[by Cerius Shah] Back in 2004 the Times did an article on clickfarms in India which got widely publicized. Clickforensics, a clickfraud detection firm (via Pluggd.in) amongst several others has released stats which place India in the top bracket (4.3 percent) followed by Germany (3.9 percent) and South Korea (3.7 percent). Inorder to minimize fraud, most SEM firms use a time-limit filter between clicks, but considering a large proportion of surfers access the web from offices, which are usually centered around one IP block, there may be more to this than meets the eye. According to TC, nearly one out of every three clicks on Google (NSDQ: GOOG) or Yahoo (NSDQ: YHOO) is fraudulent.
Of the various estimates I have heard, one gave the ratio of 60 percent of all Pay Per Click being fraudulent.
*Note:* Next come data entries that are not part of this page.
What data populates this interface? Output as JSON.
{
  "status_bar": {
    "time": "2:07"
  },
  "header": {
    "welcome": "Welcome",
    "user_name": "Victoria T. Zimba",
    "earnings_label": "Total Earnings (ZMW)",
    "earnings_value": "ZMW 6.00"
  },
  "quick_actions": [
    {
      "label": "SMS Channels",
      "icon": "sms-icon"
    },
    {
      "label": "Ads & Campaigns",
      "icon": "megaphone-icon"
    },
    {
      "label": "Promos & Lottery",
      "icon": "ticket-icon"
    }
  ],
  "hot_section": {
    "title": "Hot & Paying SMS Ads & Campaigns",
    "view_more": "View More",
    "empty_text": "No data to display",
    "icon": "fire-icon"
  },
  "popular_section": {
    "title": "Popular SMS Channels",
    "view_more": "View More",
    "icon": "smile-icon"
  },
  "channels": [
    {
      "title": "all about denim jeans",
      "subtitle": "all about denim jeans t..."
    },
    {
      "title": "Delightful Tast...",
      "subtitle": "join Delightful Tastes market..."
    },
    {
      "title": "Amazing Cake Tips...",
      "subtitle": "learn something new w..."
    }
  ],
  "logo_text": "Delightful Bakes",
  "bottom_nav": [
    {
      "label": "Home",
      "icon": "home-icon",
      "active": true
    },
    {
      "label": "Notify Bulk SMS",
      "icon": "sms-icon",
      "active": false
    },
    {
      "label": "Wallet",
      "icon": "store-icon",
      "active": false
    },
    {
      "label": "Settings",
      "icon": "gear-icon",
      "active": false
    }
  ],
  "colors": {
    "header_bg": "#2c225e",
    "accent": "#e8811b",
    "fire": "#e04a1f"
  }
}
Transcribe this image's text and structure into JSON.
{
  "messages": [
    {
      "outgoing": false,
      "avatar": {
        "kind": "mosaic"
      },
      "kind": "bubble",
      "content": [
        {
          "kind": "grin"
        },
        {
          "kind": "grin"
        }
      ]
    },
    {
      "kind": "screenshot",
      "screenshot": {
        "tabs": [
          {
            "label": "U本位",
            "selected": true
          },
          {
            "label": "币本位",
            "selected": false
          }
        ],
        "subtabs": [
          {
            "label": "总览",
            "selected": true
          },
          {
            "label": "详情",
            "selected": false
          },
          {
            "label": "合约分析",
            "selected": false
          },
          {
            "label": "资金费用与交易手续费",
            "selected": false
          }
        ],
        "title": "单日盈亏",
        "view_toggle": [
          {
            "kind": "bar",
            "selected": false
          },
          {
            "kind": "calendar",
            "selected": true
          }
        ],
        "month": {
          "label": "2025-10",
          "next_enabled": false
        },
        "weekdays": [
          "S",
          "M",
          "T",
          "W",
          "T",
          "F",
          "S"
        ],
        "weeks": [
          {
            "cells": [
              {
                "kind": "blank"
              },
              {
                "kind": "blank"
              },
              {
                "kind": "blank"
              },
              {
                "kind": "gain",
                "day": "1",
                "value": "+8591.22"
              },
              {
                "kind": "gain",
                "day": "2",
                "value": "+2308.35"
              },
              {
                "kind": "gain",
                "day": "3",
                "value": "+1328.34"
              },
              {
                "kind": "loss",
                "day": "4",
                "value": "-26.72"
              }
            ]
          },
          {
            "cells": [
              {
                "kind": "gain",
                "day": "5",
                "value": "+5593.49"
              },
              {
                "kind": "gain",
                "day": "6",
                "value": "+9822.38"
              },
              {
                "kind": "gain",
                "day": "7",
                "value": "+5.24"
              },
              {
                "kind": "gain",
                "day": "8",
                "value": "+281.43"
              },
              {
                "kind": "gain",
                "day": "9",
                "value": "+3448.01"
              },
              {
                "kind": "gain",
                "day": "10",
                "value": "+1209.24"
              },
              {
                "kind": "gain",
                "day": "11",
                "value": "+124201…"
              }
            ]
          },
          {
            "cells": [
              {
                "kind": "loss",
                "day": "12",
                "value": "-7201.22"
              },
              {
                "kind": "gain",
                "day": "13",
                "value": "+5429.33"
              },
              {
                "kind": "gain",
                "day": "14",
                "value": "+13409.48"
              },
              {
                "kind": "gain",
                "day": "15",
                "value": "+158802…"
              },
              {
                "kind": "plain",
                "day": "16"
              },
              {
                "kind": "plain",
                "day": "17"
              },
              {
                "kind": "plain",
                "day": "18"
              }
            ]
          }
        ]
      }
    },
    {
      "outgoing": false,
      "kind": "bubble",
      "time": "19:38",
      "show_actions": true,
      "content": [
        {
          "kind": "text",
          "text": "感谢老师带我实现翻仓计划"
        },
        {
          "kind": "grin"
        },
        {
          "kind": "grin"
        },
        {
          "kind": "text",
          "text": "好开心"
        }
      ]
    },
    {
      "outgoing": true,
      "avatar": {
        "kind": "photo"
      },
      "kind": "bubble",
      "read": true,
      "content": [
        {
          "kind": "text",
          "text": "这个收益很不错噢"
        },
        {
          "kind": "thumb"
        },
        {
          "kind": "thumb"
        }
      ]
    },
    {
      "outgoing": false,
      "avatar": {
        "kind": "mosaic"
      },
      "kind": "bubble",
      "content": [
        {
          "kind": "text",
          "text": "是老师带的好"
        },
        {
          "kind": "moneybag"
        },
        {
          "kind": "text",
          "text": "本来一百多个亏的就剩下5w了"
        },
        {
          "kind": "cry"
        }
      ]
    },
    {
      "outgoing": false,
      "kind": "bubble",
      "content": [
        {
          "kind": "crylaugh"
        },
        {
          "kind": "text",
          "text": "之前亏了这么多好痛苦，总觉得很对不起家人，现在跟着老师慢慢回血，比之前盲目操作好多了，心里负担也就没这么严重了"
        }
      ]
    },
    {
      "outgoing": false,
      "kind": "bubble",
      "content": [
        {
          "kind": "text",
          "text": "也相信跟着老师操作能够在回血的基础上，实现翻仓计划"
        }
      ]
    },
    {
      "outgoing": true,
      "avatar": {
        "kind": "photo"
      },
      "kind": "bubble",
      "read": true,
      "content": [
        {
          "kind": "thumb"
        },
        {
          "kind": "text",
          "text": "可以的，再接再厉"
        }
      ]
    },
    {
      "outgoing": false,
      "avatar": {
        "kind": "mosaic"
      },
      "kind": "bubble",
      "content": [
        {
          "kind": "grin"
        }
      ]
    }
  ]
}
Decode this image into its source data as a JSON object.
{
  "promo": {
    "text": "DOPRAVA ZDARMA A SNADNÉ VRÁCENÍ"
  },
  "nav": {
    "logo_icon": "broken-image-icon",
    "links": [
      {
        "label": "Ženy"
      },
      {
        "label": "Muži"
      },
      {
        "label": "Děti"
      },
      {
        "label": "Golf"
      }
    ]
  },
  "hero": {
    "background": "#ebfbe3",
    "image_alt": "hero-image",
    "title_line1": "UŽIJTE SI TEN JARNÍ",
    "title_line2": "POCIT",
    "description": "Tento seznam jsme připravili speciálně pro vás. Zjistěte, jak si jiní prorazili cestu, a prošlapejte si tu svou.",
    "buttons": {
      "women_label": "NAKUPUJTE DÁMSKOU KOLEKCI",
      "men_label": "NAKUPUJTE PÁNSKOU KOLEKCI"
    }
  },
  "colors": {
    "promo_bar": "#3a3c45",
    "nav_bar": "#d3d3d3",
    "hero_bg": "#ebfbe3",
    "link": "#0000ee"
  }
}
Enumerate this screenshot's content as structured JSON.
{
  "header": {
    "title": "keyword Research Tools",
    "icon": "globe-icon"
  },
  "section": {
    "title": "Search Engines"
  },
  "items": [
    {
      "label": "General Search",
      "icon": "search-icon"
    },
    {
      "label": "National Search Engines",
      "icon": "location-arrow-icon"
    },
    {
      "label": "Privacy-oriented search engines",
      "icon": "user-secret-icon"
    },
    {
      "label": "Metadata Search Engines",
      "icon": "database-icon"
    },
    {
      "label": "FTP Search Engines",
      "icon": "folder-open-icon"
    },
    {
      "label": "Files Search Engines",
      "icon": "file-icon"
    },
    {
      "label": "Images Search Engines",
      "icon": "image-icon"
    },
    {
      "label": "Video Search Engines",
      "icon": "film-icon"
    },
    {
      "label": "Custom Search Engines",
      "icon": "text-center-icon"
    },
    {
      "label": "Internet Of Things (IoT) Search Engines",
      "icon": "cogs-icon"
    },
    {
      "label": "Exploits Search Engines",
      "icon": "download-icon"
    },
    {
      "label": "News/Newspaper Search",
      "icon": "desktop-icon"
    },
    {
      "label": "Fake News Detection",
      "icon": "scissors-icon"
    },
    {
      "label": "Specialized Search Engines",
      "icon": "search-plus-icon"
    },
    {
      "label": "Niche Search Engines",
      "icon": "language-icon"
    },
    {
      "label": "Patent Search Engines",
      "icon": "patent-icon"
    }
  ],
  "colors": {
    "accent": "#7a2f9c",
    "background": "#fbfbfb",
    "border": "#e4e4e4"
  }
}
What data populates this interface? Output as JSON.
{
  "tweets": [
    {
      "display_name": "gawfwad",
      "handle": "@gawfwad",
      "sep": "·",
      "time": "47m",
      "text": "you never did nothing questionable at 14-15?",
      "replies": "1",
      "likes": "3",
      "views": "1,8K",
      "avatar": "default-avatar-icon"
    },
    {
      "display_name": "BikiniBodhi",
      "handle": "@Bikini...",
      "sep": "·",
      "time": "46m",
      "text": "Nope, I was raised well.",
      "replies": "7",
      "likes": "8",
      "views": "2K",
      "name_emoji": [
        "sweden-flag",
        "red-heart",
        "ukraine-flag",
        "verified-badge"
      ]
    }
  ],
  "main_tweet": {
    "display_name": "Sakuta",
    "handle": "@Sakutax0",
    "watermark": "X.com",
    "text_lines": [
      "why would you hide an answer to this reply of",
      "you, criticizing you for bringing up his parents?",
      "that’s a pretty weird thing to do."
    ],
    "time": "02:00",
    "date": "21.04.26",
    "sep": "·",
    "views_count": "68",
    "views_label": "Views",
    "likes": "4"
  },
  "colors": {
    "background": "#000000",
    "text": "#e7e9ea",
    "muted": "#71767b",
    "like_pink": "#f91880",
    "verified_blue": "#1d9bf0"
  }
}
The tip jar system of ‘like a blog? click on the ad” is widely prevalent amongst most community websites and blog rolls here.
One mechanism is switching to a Cost Per Action model, whose use in case of services is obvious but in case of content firms can be linked to time spent, maximum bounce rate in case of geographies and a minimum metric of pages viewed per visitor instead of dumb unique visitor stats.
HI Cerius, your newstracking is amazing.. i recall reading the same article. After this article, i hardly recall any other media investing into these many advertisements that you see floating around in chits of paper and even newspaper classifieds saying – "Work from home, Be your own boss, earn 45000 in a month .. please call … (ficititions name and domain)"
very little investigation has gone into these obvious ways of fraud.